Not one of the upstarts we profiled in January came out victorious, despite their unified push and that the candidates, who published their bloc on their Web site, www.changecookcounty.com, garnered endorsements from the area’s major media outlets.
Todd Connor was running for MWRD commissioner. He got every major endorsement from local media outlets, unions, politicians and civic groups. He’s young, good-looking, outgoing and adamant that it’s possible to foment change.
But he came in fifth out of nine candidates. His loss and those of his colleagues stung, he says.

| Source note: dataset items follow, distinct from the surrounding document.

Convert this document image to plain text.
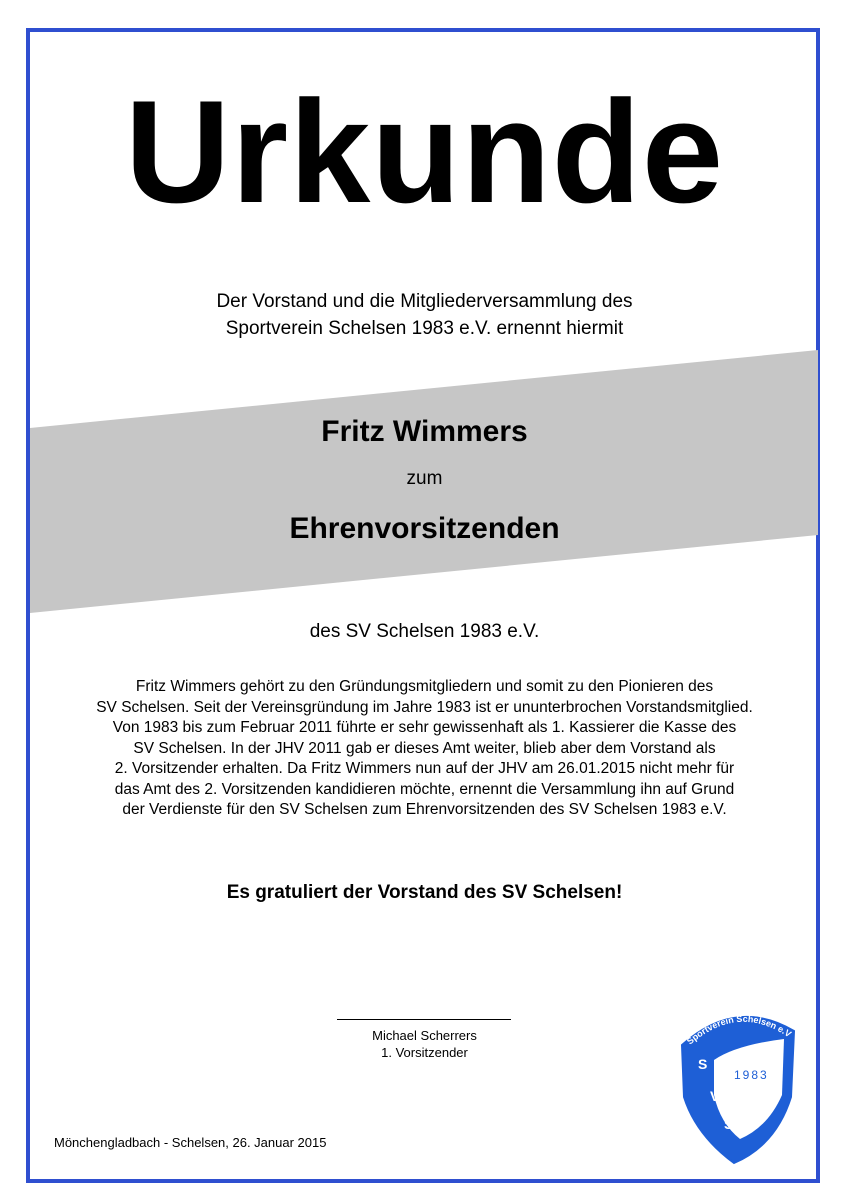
Urkunde
Der Vorstand und die Mitgliederversammlung des
Sportverein Schelsen 1983 e.V. ernennt hiermit
Fritz Wimmers
zum
Ehrenvorsitzenden
des SV Schelsen 1983 e.V.
Fritz Wimmers gehört zu den Gründungsmitgliedern und somit zu den Pionieren des
SV Schelsen. Seit der Vereinsgründung im Jahre 1983 ist er ununterbrochen Vorstandsmitglied.
Von 1983 bis zum Februar 2011 führte er sehr gewissenhaft als 1. Kassierer die Kasse des
SV Schelsen. In der JHV 2011 gab er dieses Amt weiter, blieb aber dem Vorstand als
2. Vorsitzender erhalten. Da Fritz Wimmers nun auf der JHV am 26.01.2015 nicht mehr für
das Amt des 2. Vorsitzenden kandidieren möchte, ernennt die Versammlung ihn auf Grund
der Verdienste für den SV Schelsen zum Ehrenvorsitzenden des SV Schelsen 1983 e.V.
Es gratuliert der Vorstand des SV Schelsen!
Michael Scherrers
1. Vorsitzender
Mönchengladbach - Schelsen, 26. Januar 2015
Sportverein Schelsen e.V
S
V
S
1983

“It’s disappointing. We had great alternative choices for the people that we had in office,” he says. “Sadly, I think a lot of the same people who complain about their taxes being too high or corruption in government are the same people who go into the polls and vote for a name because they’ve heard of it.”
Still, Connor is an optimist and isn’t giving up on local politics.
“There’s a sense of integrity and a sense of accomplishment in having run a hard, good substantive campaign,” he says.
Eventually, he says, “the good guys do finish first.”
But not this time.
Assessor candidate Raymond Figueroa came in third, behind Robert Shaw and winner Joseph Berrios. Berrios, the Cook County Democratic Committee chairman, got Gov. Quinn’s endorsement.
Sheila Chalmers-Currin, the Matteson trustee running against Commissioner Deborah Sims, lost soundly.
Xavier Nogueras, the former Harold Washington foot soldier and favorite of Alderman Roberto Maldonado, lost by several thousand votes to Commissioner Edwin Reyes. Reyes took over Maldonado’s seat when he went to the City Council.
Attorney John Fairman came in third in the 6th District race for Commissioner Joan Patricia Murphy’s seat.
Architect Ade Onayemi was bested by 1st District Commissioner Earlean Collins.
And, last but not least, Dr. Victor Forys, running for Liz Gorman’s 17th District seat, was bested in the Democratic primary by Orland Park’s Patrick Maher. Forys, who had Preckwinkle’s backing, lost to U.S. Rep. Mike Quigley in the special election for Rahm Emanuel’s vacated Congressional spot.